EDEBİYAT 12 Mayıs 2022
30,9b OKUNMA     414 PAYLAŞIM

Gogol'ün Bile "Rus Edebiyatının Irmağı Buradan Geliyor" Dediği Kitap: Çağımızın Kahramanı

Dostoyevski'nin "hepimiz Gogol'ün paltosundan çıktık" deyişini biliyorsunuzdur ancak Gogol'ün kendisine göre daha öncesi de var: 1840 tarihli Mihail Lermontov eseri.

“hızlı akan ve güçlü kurgusuyla okuru kendine bağlamayı başaran bir başyapıt.” - vladimir nabokov

gogol, "rus romanının gür ırmağı, bütünüyle, kafkasya'nın karlı zirvelerinde doğan bu berrak kaynaktan kopup gelmektedir." şeklinde selamlıyor zamanımızın bir kahramanı'nı. dostoyevski, "hepimiz gogol'ün paltosundan çıktık." dese de kim bilir, belki de her şey lermontov ile başlamıştır. bunun birçok gerekçesi de var. birazdan değineceğim.

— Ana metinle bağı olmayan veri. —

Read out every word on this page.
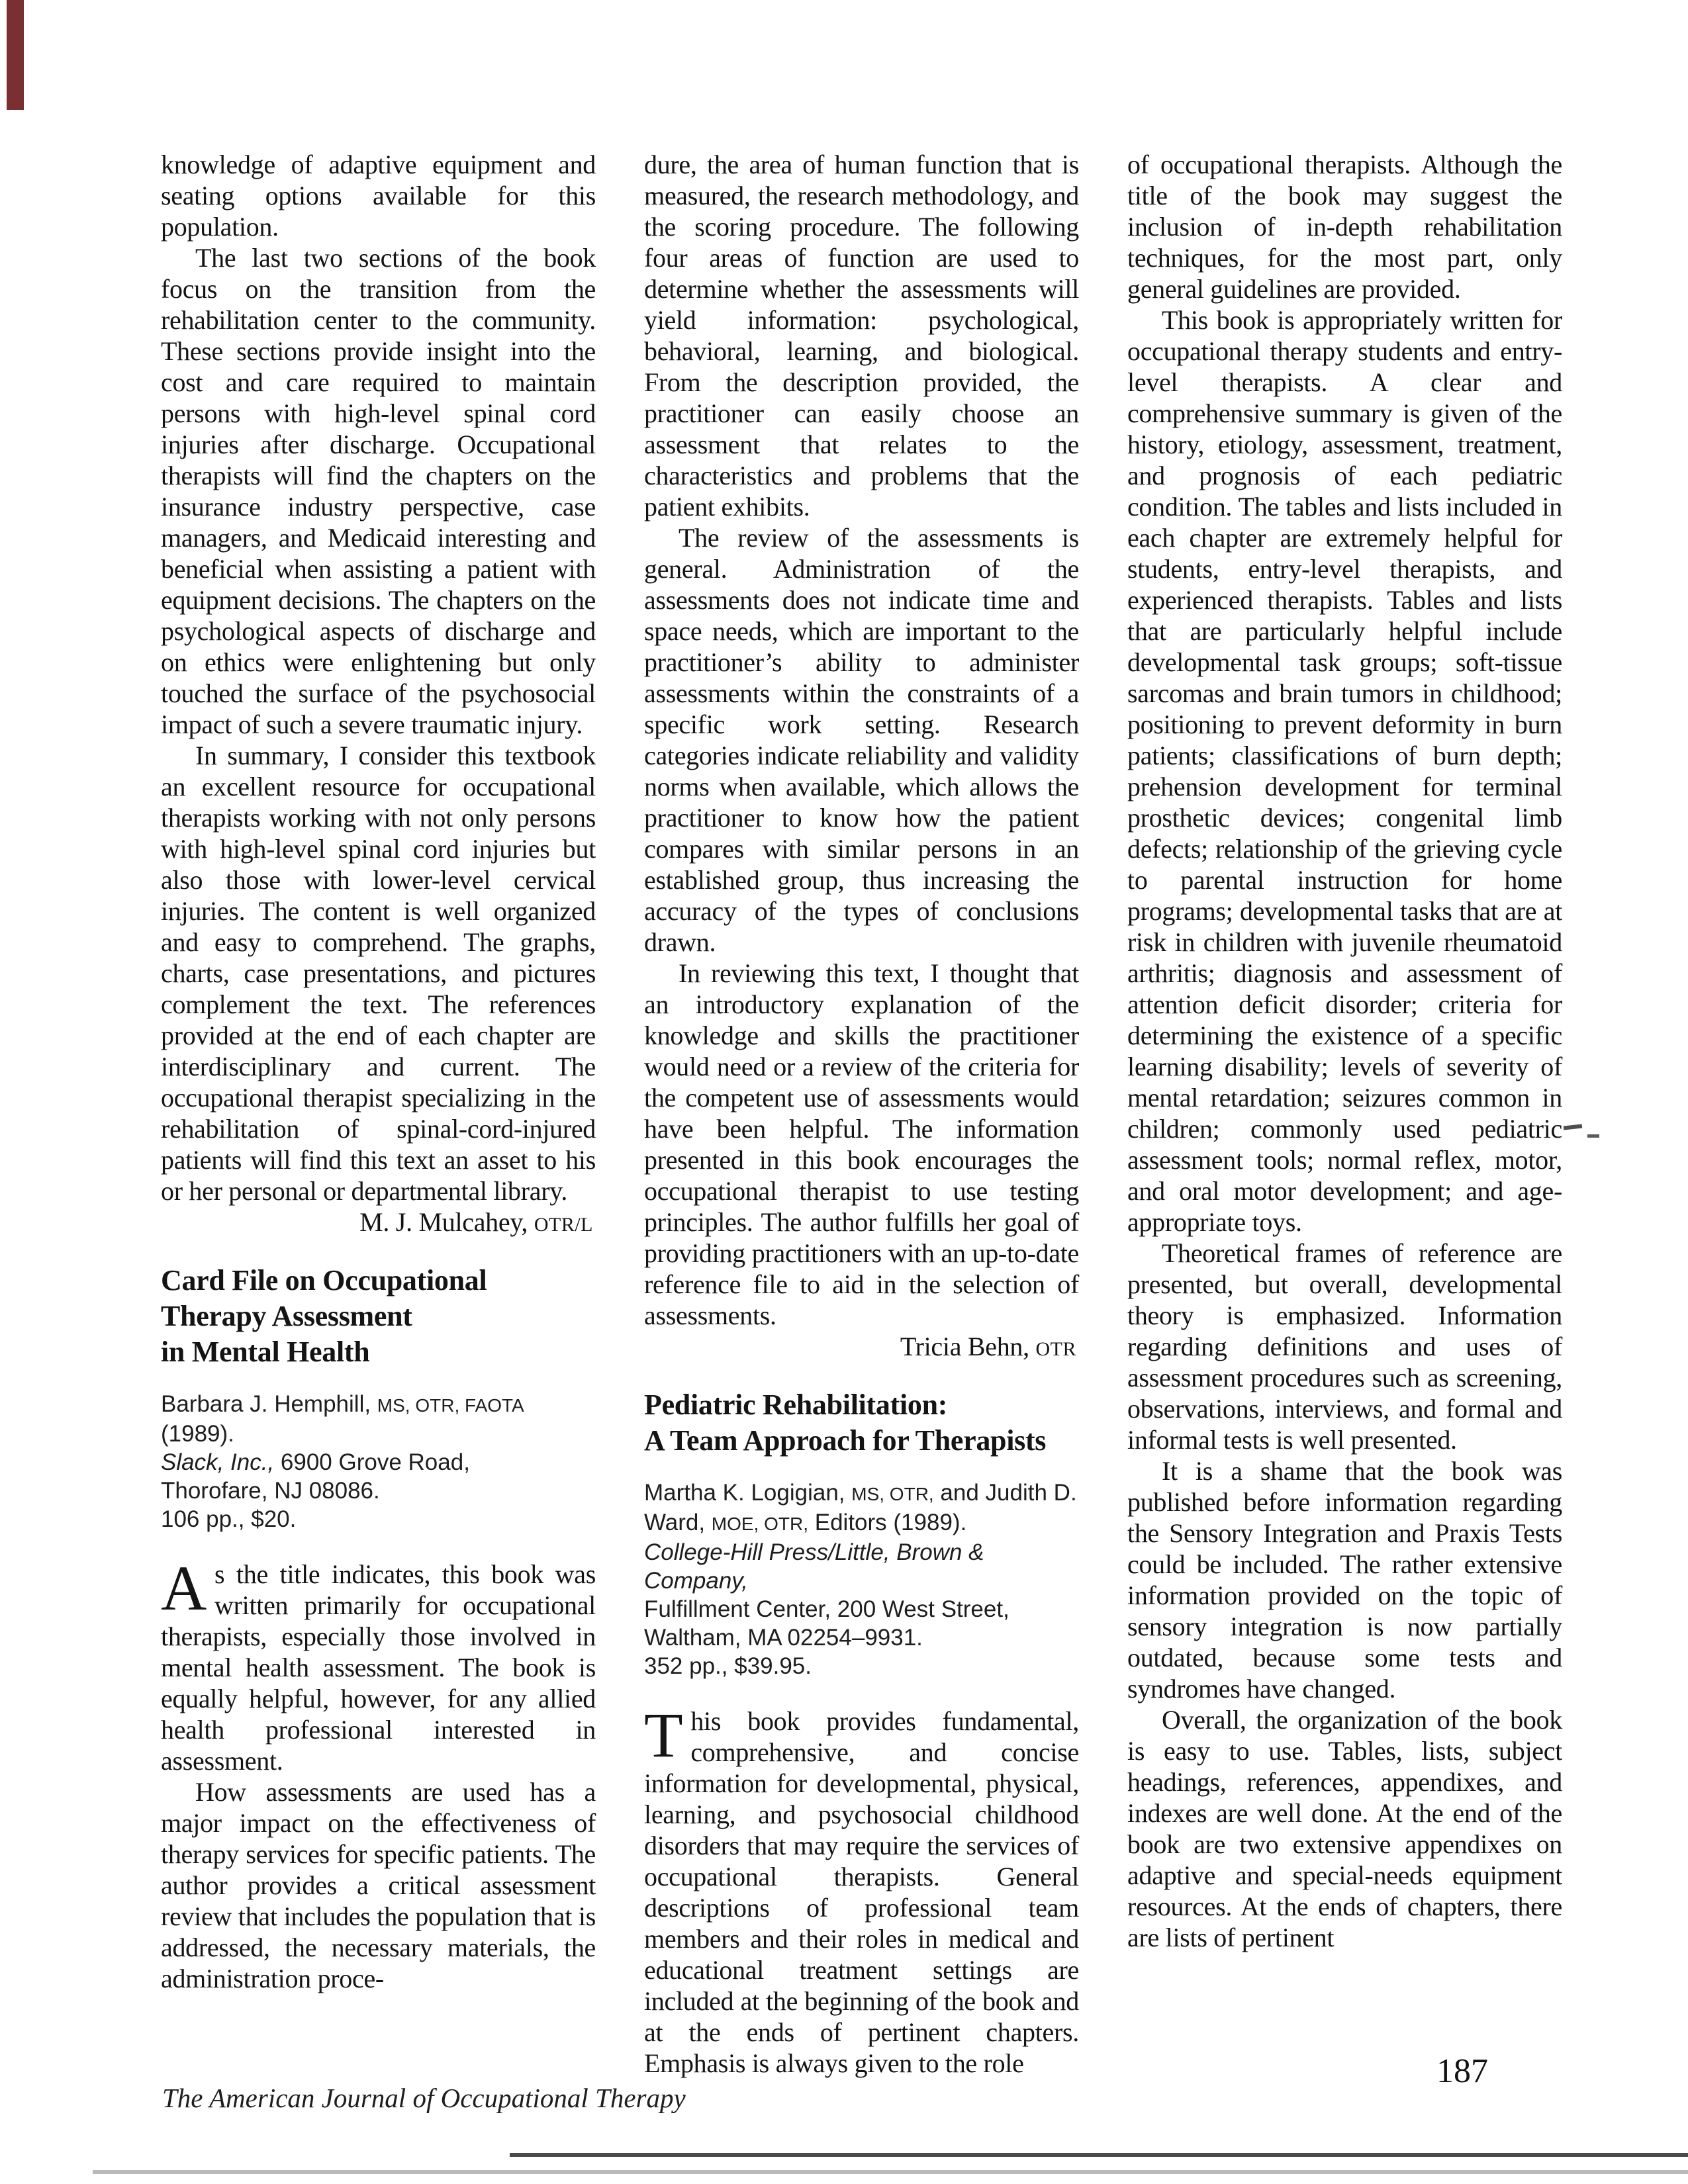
knowledge of adaptive equipment and seating options available for this population.

The last two sections of the book focus on the transition from the rehabilitation center to the community. These sections provide insight into the cost and care required to maintain persons with high-level spinal cord injuries after discharge. Occupational therapists will find the chapters on the insurance industry perspective, case managers, and Medicaid interesting and beneficial when assisting a patient with equipment decisions. The chapters on the psychological aspects of discharge and on ethics were enlightening but only touched the surface of the psychosocial impact of such a severe traumatic injury.

In summary, I consider this textbook an excellent resource for occupational therapists working with not only persons with high-level spinal cord injuries but also those with lower-level cervical injuries. The content is well organized and easy to comprehend. The graphs, charts, case presentations, and pictures complement the text. The references provided at the end of each chapter are interdisciplinary and current. The occupational therapist specializing in the rehabilitation of spinal-cord-injured patients will find this text an asset to his or her personal or departmental library.

M. J. Mulcahey, OTR/L

Card File on Occupational
Therapy Assessment
in Mental Health
Barbara J. Hemphill, MS, OTR, FAOTA (1989).
Slack, Inc., 6900 Grove Road,
Thorofare, NJ 08086.
106 pp., $20.

As the title indicates, this book was written primarily for occupational therapists, especially those involved in mental health assessment. The book is equally helpful, however, for any allied health professional interested in assessment.

How assessments are used has a major impact on the effectiveness of therapy services for specific patients. The author provides a critical assessment review that includes the population that is addressed, the necessary materials, the administration proce-

dure, the area of human function that is measured, the research methodology, and the scoring procedure. The following four areas of function are used to determine whether the assessments will yield information: psychological, behavioral, learning, and biological. From the description provided, the practitioner can easily choose an assessment that relates to the characteristics and problems that the patient exhibits.

The review of the assessments is general. Administration of the assessments does not indicate time and space needs, which are important to the practitioner’s ability to administer assessments within the constraints of a specific work setting. Research categories indicate reliability and validity norms when available, which allows the practitioner to know how the patient compares with similar persons in an established group, thus increasing the accuracy of the types of conclusions drawn.

In reviewing this text, I thought that an introductory explanation of the knowledge and skills the practitioner would need or a review of the criteria for the competent use of assessments would have been helpful. The information presented in this book encourages the occupational therapist to use testing principles. The author fulfills her goal of providing practitioners with an up-to-date reference file to aid in the selection of assessments.

Tricia Behn, OTR

Pediatric Rehabilitation:
A Team Approach for Therapists
Martha K. Logigian, MS, OTR, and Judith D.
Ward, MOE, OTR, Editors (1989).
College-Hill Press/Little, Brown & Company,
Fulfillment Center, 200 West Street,
Waltham, MA 02254–9931.
352 pp., $39.95.

This book provides fundamental, comprehensive, and concise information for developmental, physical, learning, and psychosocial childhood disorders that may require the services of occupational therapists. General descriptions of professional team members and their roles in medical and educational treatment settings are included at the beginning of the book and at the ends of pertinent chapters. Emphasis is always given to the role

of occupational therapists. Although the title of the book may suggest the inclusion of in-depth rehabilitation techniques, for the most part, only general guidelines are provided.

This book is appropriately written for occupational therapy students and entry-level therapists. A clear and comprehensive summary is given of the history, etiology, assessment, treatment, and prognosis of each pediatric condition. The tables and lists included in each chapter are extremely helpful for students, entry-level therapists, and experienced therapists. Tables and lists that are particularly helpful include developmental task groups; soft-tissue sarcomas and brain tumors in childhood; positioning to prevent deformity in burn patients; classifications of burn depth; prehension development for terminal prosthetic devices; congenital limb defects; relationship of the grieving cycle to parental instruction for home programs; developmental tasks that are at risk in children with juvenile rheumatoid arthritis; diagnosis and assessment of attention deficit disorder; criteria for determining the existence of a specific learning disability; levels of severity of mental retardation; seizures common in children; commonly used pediatric assessment tools; normal reflex, motor, and oral motor development; and age-appropriate toys.

Theoretical frames of reference are presented, but overall, developmental theory is emphasized. Information regarding definitions and uses of assessment procedures such as screening, observations, interviews, and formal and informal tests is well presented.

It is a shame that the book was published before information regarding the Sensory Integration and Praxis Tests could be included. The rather extensive information provided on the topic of sensory integration is now partially outdated, because some tests and syndromes have changed.

Overall, the organization of the book is easy to use. Tables, lists, subject headings, references, appendixes, and indexes are well done. At the end of the book are two extensive appendixes on adaptive and special-needs equipment resources. At the ends of chapters, there are lists of pertinent

The American Journal of Occupational Therapy
187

öncelikle romanın anti-kahramanı peçorin modern bir kişiliktir ve izleri sonraları sartre'ın bulantı'sında ve camus'nün yabancı'sında bile görülecektir. camus zaten inanılmaz bir rus edebiyatı hastasıdır. peçorin, babalar ve oğullar'ın bazarov'unu da etkileyecektir.

rus edebiyatının diğer büyük yapıtları gibi nesillerin romanıdır

saf kötülük ve nedensiz şiddetin yön verdiği karanlık portresiyle peçorin taşrada dillendirilerek yarı efsanevi bir kimliğe gömülür. tıpkı tolstoy'un oyuna getirilip yok edilen hacı murat'ı gibi. nitekim tolstoy, zamanımızın bir kahramanı için şöyle der: "bizde böylesine kusursuz, güzel ve rayiha saçan bir nesri henüz kimse yazmadı."


peçorin iyilik ve kötülüğün ötesinde eyleme geçen ve vicdandan arıtılmış biridir

varlığın karanlık yanlarını gören ve şiddetin trajik sonuçlarını düşünmeyen biridir de. ötekilerin mutsuzluğu, mahvoluşu için çabalar. sadizmin ötesinde. asker üniforması da sadistik kuvvetin kirli bir süsüdür adeta. böylelikle neden nesillerin romanı olduğu daha iyi anlaşılacaktır. özellikle de rus istilası anbean devam ederken!

diğer rus klasiklerinin gölgesinde kalan unutulmaz bir başyapıt kısacası. rus edebiyatının yeraltı ırmağı dersek abartmış olmayız. es geçilmemesi lazım.

zamanımızın bir kahramanı, rus nihilizmini açıklayan en iyi kitaplardan biridir

var oluşun anlamsızlığı ve ölüm olgusunun dehşeti karşısında hayattaki anlam duygusunu yitirmiş olan bireyin, aynı zamanda nasıl hem duyarlı hem kaba; hem hayata sonsuz bir merakla yaklaşıp hem de her türlü değere karşı kayıtsız kalabileceğini gösterir.

bu anlamda, hayata “tutunamayan” bireyi stendhal’dan sartre’a; yusuf atılgan’dan oğuz atay’a, ve hatta orhan pamuk’a kadar takip etmek mümkündür.

“grushniski: insanları küçümsememek için nefret ederim onlardan; yoksa hayat çok iğrenç bir komedi olurdu.

pechorin: kadınları sevmemek için onları küçümserim. aksi durumda yaşam çok anlamsız bir melodram olmaz mıydı?”